Moradores de reserva em Beberibe temem desapropriação após decisão judicial

Decretada como área de preservação ambiental em 2009, a Prainha do Canto Verde é a primeira reserva extrativista de terra e mar do Ceará e, historicamente, objeto de disputas

13:35 | 26/02/2019
A propriedade está localizada na reserva extrativista da Prainha do Canto Verde e é território comunitário. (Foto: Arquivo pessoal/ Lindomar Lima)
A propriedade está localizada na reserva extrativista da Prainha do Canto Verde e é território comunitário. (Foto: Arquivo pessoal/ Lindomar Lima)

Parte da reserva extrativista de Prainha do Canto Verde, localizada em Beberibe (Litoral Leste), é alvo de processo de reintegração de posse movido por um empresário português. O mandado foi assinado pelo juiz da 1ª Vara da Comarca de Beberibe, Magno Rocha Thé Mota, no último dia 15 de janeiro. Os moradores da comunidade temem ser desapropriados nesta terça-feira, 26. O caso é acompanhado pela Defensoria Pública do Estado.

Lindomar Fernandes Lima, presidente da Associação dos Moradores da Prainha do Canto Verde, conta que eles estão concentrando esforços para a "mobilização de órgão públicos, parlamentares, organizações e população, tanto da comunidade quando de fora". O objetivo é suspender o mandado e chamar atenção para a importância de a reserva continuar sendo um território comunitário.

Decretado como área de preservação ambiental em 2009, o local é a primeira reserva extrativista de terra e mar do Ceará e, historicamente, objeto de disputas. “A zona costeira é um lugar propício para o turismo e para a criação de camarão, por exemplo. Por isso, ela é alvo de especulação imobiliária”, explica Cristiane Faustino, coordenadora do Instituto Terramar. Para ela, a garantia de um território comunitário é central para a preservação e a conservação da biodiversidade, da história e da cultura da área.

José Maria Costa Ferreira, 42, e sua família estão entre as doze pessoas que moram no local requerido pelo mandato.
José Maria Costa Ferreira, 42, e sua família estão entre as doze pessoas que moram no local requerido pelo mandato. (Foto: Foto: Arquivo pessoal/ Lindomar Lima)
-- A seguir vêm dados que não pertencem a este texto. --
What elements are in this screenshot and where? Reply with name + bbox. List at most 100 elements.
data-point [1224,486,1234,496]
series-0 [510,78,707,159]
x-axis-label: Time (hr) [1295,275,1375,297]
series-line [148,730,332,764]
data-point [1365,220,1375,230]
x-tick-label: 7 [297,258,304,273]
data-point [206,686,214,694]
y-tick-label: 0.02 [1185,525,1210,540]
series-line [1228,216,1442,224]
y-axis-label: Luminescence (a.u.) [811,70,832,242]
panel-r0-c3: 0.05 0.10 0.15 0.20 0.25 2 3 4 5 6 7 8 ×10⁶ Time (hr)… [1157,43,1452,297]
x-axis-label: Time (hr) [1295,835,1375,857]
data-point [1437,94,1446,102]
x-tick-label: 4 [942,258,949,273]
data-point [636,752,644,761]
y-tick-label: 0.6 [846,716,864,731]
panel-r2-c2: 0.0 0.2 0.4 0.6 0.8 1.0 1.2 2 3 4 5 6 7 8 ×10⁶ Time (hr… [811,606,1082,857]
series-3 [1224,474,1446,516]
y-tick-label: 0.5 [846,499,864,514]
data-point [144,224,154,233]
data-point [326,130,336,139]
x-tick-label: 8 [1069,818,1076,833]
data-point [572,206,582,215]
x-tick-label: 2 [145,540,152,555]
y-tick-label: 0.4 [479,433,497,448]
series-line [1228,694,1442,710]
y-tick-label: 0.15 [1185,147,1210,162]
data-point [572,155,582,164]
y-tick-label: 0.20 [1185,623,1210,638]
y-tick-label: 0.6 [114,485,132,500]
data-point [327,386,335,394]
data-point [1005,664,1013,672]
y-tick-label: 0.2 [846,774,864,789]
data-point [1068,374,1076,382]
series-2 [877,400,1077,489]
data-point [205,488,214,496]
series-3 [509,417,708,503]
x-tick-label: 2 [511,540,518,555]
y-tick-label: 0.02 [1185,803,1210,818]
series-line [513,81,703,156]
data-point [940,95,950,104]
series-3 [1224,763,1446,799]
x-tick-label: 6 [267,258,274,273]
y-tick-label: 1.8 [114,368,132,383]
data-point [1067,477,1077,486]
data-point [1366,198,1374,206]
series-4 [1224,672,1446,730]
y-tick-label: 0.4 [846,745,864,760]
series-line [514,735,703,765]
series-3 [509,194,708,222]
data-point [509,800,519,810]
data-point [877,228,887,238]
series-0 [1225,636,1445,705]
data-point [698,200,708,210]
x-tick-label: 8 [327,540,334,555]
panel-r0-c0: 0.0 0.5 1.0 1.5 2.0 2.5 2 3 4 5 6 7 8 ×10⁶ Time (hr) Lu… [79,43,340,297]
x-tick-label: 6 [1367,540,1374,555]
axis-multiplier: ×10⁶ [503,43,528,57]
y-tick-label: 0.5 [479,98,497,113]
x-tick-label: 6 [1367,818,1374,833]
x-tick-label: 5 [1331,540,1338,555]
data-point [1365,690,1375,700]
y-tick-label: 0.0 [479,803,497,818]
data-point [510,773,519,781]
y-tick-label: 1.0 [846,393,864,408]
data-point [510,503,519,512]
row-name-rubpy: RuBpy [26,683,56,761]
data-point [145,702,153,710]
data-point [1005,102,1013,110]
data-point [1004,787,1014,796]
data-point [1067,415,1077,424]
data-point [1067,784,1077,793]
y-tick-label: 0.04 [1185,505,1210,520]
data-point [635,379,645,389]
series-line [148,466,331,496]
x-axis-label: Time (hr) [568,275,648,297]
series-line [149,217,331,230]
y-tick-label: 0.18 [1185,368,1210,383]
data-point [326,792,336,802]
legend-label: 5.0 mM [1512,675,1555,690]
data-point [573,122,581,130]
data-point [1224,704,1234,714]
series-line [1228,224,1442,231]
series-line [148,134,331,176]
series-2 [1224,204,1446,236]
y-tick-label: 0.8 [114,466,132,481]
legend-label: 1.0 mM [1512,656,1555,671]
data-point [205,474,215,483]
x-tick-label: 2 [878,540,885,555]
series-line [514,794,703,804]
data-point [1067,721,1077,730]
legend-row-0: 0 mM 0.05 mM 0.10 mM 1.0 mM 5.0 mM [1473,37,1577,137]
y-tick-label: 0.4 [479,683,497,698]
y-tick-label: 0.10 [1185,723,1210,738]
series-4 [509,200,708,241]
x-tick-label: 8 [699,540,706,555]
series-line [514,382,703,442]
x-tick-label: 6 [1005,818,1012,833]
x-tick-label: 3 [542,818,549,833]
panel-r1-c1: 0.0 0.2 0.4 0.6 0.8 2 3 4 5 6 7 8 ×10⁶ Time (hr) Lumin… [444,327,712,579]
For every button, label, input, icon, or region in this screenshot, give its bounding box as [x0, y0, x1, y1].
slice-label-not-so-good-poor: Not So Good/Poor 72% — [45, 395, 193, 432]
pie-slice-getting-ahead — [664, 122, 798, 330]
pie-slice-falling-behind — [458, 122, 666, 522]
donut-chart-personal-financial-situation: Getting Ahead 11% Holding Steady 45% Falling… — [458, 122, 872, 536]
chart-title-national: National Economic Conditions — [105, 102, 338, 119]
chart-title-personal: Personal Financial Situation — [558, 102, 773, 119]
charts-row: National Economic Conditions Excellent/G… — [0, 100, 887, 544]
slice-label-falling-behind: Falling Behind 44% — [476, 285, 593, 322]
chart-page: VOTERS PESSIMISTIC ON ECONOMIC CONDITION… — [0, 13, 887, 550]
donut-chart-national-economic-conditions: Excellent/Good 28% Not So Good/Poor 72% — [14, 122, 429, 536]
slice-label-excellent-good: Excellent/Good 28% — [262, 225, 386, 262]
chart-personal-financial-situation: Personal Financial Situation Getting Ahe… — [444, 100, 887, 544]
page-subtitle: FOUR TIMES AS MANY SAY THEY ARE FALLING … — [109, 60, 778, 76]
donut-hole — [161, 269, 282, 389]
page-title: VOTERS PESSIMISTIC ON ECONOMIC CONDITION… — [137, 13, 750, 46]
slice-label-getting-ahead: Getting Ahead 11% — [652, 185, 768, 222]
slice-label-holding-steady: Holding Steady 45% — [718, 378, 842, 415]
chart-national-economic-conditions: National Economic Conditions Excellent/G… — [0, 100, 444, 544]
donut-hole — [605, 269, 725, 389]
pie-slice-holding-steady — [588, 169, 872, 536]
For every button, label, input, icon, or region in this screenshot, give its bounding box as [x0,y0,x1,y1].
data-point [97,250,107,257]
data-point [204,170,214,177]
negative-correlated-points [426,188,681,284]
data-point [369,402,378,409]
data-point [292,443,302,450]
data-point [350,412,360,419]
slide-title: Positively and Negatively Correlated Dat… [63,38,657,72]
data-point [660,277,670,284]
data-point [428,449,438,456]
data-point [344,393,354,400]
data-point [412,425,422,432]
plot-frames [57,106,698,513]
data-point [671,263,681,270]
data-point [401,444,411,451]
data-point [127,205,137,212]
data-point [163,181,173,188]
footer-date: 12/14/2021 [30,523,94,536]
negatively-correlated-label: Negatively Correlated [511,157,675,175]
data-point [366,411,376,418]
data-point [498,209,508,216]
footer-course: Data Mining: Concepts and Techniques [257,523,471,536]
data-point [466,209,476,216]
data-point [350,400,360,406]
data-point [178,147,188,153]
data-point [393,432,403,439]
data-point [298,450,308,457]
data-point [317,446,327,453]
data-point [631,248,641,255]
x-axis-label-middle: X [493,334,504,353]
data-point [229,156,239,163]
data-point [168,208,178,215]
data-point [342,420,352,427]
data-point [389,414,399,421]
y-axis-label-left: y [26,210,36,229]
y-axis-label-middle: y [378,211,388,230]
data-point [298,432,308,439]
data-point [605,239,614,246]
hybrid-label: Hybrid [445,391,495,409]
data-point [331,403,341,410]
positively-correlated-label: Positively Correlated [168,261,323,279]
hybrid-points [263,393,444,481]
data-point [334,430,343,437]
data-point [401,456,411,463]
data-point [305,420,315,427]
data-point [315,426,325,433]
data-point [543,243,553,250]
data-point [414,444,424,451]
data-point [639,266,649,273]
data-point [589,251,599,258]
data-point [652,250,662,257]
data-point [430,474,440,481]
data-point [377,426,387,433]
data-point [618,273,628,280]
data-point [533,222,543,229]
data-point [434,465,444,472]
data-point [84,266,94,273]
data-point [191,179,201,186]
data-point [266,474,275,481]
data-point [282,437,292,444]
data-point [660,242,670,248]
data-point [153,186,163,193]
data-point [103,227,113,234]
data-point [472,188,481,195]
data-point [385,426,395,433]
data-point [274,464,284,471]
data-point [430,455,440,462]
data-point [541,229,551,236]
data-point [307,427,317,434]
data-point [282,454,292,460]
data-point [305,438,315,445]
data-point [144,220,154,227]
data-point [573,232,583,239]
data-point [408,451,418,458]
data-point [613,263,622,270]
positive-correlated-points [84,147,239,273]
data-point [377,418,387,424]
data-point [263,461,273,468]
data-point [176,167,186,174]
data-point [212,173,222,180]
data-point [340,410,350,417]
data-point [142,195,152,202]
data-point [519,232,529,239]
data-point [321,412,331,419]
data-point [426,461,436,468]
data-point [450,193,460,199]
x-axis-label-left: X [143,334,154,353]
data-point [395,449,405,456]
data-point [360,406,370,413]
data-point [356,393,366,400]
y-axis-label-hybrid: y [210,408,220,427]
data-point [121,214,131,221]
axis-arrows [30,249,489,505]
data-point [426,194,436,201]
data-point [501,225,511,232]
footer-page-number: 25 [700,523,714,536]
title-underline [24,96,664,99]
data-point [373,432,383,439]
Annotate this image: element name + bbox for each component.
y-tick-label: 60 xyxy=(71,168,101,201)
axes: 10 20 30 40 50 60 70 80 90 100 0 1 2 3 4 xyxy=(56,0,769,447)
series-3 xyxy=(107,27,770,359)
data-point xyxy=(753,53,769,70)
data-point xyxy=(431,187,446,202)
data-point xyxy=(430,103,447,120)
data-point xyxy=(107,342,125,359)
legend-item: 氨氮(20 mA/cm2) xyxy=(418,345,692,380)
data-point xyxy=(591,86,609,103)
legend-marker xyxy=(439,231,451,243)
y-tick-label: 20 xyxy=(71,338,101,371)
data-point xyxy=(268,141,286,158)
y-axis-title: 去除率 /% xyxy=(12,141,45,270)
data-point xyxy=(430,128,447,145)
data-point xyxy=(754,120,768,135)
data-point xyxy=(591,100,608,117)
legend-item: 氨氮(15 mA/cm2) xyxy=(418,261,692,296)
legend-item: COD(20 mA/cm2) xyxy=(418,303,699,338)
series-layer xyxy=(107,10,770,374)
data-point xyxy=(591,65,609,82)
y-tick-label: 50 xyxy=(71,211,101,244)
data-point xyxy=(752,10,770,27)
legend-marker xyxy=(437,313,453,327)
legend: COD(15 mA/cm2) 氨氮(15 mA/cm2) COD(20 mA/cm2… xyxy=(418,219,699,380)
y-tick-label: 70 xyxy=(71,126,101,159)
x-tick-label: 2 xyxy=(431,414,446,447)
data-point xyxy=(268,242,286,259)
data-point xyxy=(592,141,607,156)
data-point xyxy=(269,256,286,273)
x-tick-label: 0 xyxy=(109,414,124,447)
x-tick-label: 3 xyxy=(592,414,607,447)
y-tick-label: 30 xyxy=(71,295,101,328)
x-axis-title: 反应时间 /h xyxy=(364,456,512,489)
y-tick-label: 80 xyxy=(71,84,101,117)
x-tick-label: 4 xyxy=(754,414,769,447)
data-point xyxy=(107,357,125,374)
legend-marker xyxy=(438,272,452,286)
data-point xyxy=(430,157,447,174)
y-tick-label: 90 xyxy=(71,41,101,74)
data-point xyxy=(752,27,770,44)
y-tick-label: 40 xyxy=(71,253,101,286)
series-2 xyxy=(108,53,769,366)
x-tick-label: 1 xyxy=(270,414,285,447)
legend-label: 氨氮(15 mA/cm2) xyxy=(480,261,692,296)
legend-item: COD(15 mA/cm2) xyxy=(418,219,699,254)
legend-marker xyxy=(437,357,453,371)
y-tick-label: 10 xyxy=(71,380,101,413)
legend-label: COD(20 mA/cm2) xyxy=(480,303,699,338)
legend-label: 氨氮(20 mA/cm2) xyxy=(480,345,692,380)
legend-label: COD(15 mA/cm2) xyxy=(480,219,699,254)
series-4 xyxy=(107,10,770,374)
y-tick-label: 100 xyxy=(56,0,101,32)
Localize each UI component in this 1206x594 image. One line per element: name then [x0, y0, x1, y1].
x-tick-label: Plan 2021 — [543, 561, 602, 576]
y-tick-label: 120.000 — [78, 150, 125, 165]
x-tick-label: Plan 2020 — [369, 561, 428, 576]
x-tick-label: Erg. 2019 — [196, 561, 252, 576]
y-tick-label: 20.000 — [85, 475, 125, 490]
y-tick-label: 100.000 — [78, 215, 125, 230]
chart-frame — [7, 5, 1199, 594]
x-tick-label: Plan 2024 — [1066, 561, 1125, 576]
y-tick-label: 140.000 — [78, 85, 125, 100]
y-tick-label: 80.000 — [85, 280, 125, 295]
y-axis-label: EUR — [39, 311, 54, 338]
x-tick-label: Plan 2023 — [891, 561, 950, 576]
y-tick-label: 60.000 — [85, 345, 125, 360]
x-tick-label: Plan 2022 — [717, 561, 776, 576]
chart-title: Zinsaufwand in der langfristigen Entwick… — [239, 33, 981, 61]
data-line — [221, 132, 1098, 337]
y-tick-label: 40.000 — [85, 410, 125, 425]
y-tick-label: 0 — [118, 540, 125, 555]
José Maria Costa Ferreira, 42, é um dos 12 moradores do terreno requerido para reintegração. Ele explica que o local é alvo de processo desde 2004, mas que o caso havia sido arquivado. Segundo ele, toda a comunidade foi surpreendida ao saber do mandado e da possibilidade de cumprimento da ordem judicial ainda nesta terça. “Só assim soubemos que o processo foi revisitado em 2017”, explica. “Nossa preocupação maior agora é a proteção das crianças, para que não fiquem desabrigadas”.

Como parte da mobilização, a ouvidora geral externa da Defensoria Pública do Estado do Ceará, Merilane Coelho, foi acionada e acompanha o caso. “Partimos do entendimento de que a reintegração de posse não poderia acontecer porque ela envolve um debate maior sobre a unidade de preservação de terra e mar”. Marilane explica ainda que se trata de um território da União e, portanto, não poderia ser requerido como propriedade privada.

“Essas famílias vivem ali há mais de 100 anos, representam o território e agora são obrigadas a sair das casas onde cresceram e construíram famílias em prol de pessoas de fora da comunidade. Então, estamos acompanhando e dialogando com Defensoria Pública da União”, complementa.

Conforme a Defensoria Pública do Estado, o terreno em questão tem 67 metros de largura por 33 metros de comprimento.

O POVO Online entrou em contato com a 1ª Vara da Comarca de Beberibe e não recebeu respostas até a publicação desta matéria.